The current study shows that KP metabolite changes are associated with biomarker evidence of neurodegeneration. Additionally, the association between KP metabolites and plasma Aβ seems to be NAL status dependent. Finally, the current study suggests that an association between neurodegeneration and neuroinflammation manifests in the periphery, suggesting that preventing cytoskeleton cytotoxicity by KP metabolites may have therapeutic potential.

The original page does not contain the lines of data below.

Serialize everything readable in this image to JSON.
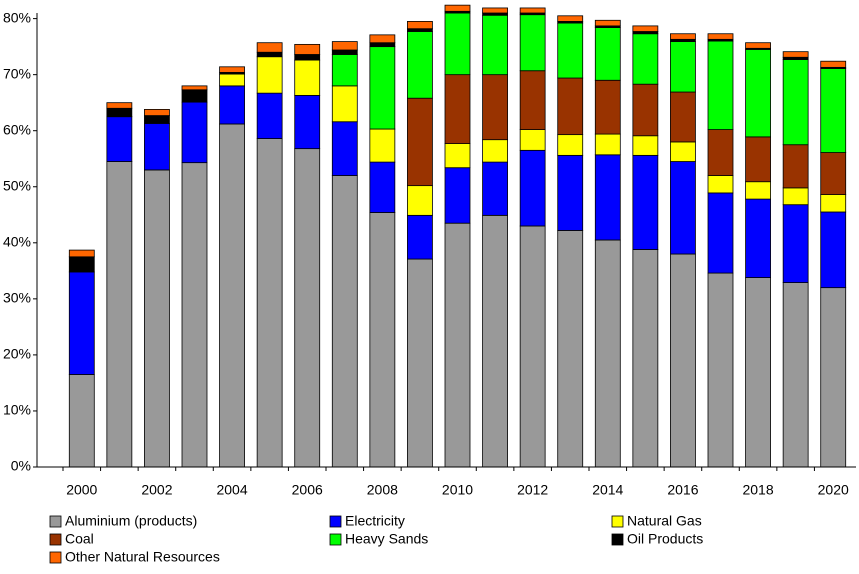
{
  "chart_data": {
    "type": "stacked_bar",
    "categories": [
      "2000",
      null,
      "2002",
      null,
      "2004",
      null,
      "2006",
      null,
      "2008",
      null,
      "2010",
      null,
      "2012",
      null,
      "2014",
      null,
      "2016",
      null,
      "2018",
      null,
      "2020"
    ],
    "series": [
      {
        "name": "Aluminium (products)",
        "color": "#999999",
        "values": [
          16.5,
          54.5,
          53,
          54.3,
          61.2,
          58.6,
          56.8,
          52,
          45.4,
          37.1,
          43.5,
          44.9,
          43,
          42.2,
          40.5,
          38.8,
          38,
          34.6,
          33.8,
          32.9,
          32
        ]
      },
      {
        "name": "Electricity",
        "color": "#0000ff",
        "values": [
          18.3,
          8,
          8.3,
          10.8,
          6.8,
          8.1,
          9.5,
          9.6,
          9,
          7.8,
          9.9,
          9.5,
          13.5,
          13.4,
          15.2,
          16.8,
          16.5,
          14.3,
          14,
          13.9,
          13.5
        ]
      },
      {
        "name": "Natural Gas",
        "color": "#ffff00",
        "values": [
          0,
          0,
          0,
          0,
          2.1,
          6.5,
          6.3,
          6.4,
          5.9,
          5.3,
          4.3,
          4,
          3.7,
          3.7,
          3.7,
          3.5,
          3.5,
          3.1,
          3.1,
          3,
          3.1
        ]
      },
      {
        "name": "Coal",
        "color": "#993300",
        "values": [
          0,
          0,
          0,
          0,
          0,
          0,
          0,
          0,
          0,
          15.6,
          12.3,
          11.6,
          10.5,
          10.1,
          9.6,
          9.2,
          8.9,
          8.2,
          8,
          7.7,
          7.5
        ]
      },
      {
        "name": "Heavy Sands",
        "color": "#00ff00",
        "values": [
          0,
          0,
          0,
          0,
          0,
          0,
          0,
          5.6,
          14.7,
          11.9,
          11,
          10.6,
          10,
          9.8,
          9.4,
          9,
          9,
          15.8,
          15.6,
          15.2,
          15
        ]
      },
      {
        "name": "Oil Products",
        "color": "#000000",
        "values": [
          2.7,
          1.5,
          1.4,
          2.2,
          0.3,
          0.8,
          1,
          0.8,
          0.7,
          0.5,
          0.3,
          0.4,
          0.3,
          0.3,
          0.3,
          0.4,
          0.4,
          0.3,
          0.2,
          0.4,
          0.2
        ]
      },
      {
        "name": "Other Natural Resources",
        "color": "#ff6600",
        "values": [
          1.2,
          1,
          1.1,
          0.7,
          1,
          1.7,
          1.8,
          1.5,
          1.4,
          1.3,
          1.1,
          0.9,
          0.9,
          1,
          1,
          1,
          1,
          1,
          1,
          1,
          1.1
        ]
      }
    ],
    "ylim": [
      0,
      81
    ],
    "yticks": [
      {
        "value": 0,
        "label": "0%"
      },
      {
        "value": 10,
        "label": "10%"
      },
      {
        "value": 20,
        "label": "20%"
      },
      {
        "value": 30,
        "label": "30%"
      },
      {
        "value": 40,
        "label": "40%"
      },
      {
        "value": 50,
        "label": "50%"
      },
      {
        "value": 60,
        "label": "60%"
      },
      {
        "value": 70,
        "label": "70%"
      },
      {
        "value": 80,
        "label": "80%"
      }
    ],
    "grid": false
  }
}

神经退行性疾病中已分别研究了指示神经退行性变的血液标志物(神经丝轻链;NFL)、阿尔茨海默病淀粉样蛋白病理学(β-淀粉样蛋白;Aβ)和神经炎症(犬尿氨酸途径;KP 代谢物)。然而,以前尚未研究这些神经退行性变和 AD 病理学的标志物与神经炎症之间的关联。因此,目前的研究检查了 NFL 和 Aβ是否与老年人的 KP 代谢物相关,以了解血液神经退行性变和神经炎症标志物之间的关联。
使用液相色谱和气相色谱与质谱联用技术测量 KP 代谢物,使用单分子阵列(Simoa)测定法测量老年人的血浆 NFL 和 Aβ 浓度,年龄在 65-90 岁之间,认知功能正常(Mini-Mental State Examination 评分≥26)来自 Kerr 英国圣公会退休村倡议在健康队列中。

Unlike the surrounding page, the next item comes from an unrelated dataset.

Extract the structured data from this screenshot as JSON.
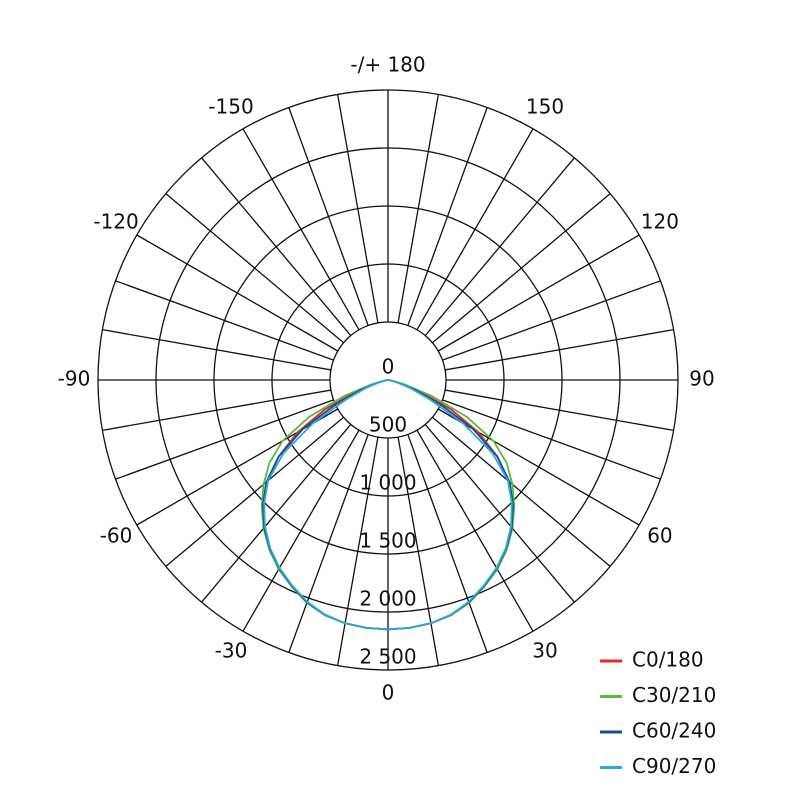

观察到 NFL 与反映吲哚胺 2,3-双加氧酶活性的犬尿氨酸与色氨酸比值(K/T)之间存在正相关(r=0.451,p<0.0001)。还观察到 NFL 与犬尿氨酸(r=0.364,p<0.0005)、犬尿喹啉酸(r=0.384,p<0.0001)、3-羟基犬尿氨酸(r=0.246,p=0.014)、邻氨基苯甲酸(r=0.311,p=0.002)和喹啉酸(r=0.296,p=0.003)之间存在正相关。此外,还观察到血浆 Aβ40 与 K/T(r=0.375,p<0.0005)、犬尿氨酸(r=0.374,p<0.0005)、犬尿喹啉酸(r=0.352,p<0.0005)、邻氨基苯甲酸(r=0.381,p<0.0005)和喹啉酸(r=0.352,p<0.0005)之间存在显著关联。还观察到血浆 Aβ42 与 K/T 比值(r=0.215,p=0.034)、犬尿喹啉酸(r=0.214,p=0.035)、邻氨基苯甲酸(r=0.278,p=0.006)和喹啉酸(r=0.224,p=0.027)之间存在显著关联。在根据皮质内 Aβ 负荷(NAL)状态对参与者进行分层后,NFL 与 KP 代谢物相关,无论 NAL 状态如何;然而,只有在 NAL 较高的个体中,血浆 Aβ 与 KP 代谢物之间才存在显著关联,而在 NAL 较低的个体中,关联几乎不存在。
本研究表明 KP 代谢物的变化与神经退行性变的生物标志物证据有关。此外,KP 代谢物与血浆 Aβ 之间的关联似乎依赖于 NAL 状态。最后,本研究表明,神经退行性变和神经炎症之间的关联表现在外周,这表明通过 KP 代谢物预防细胞骨架细胞毒性可能具有治疗潜力。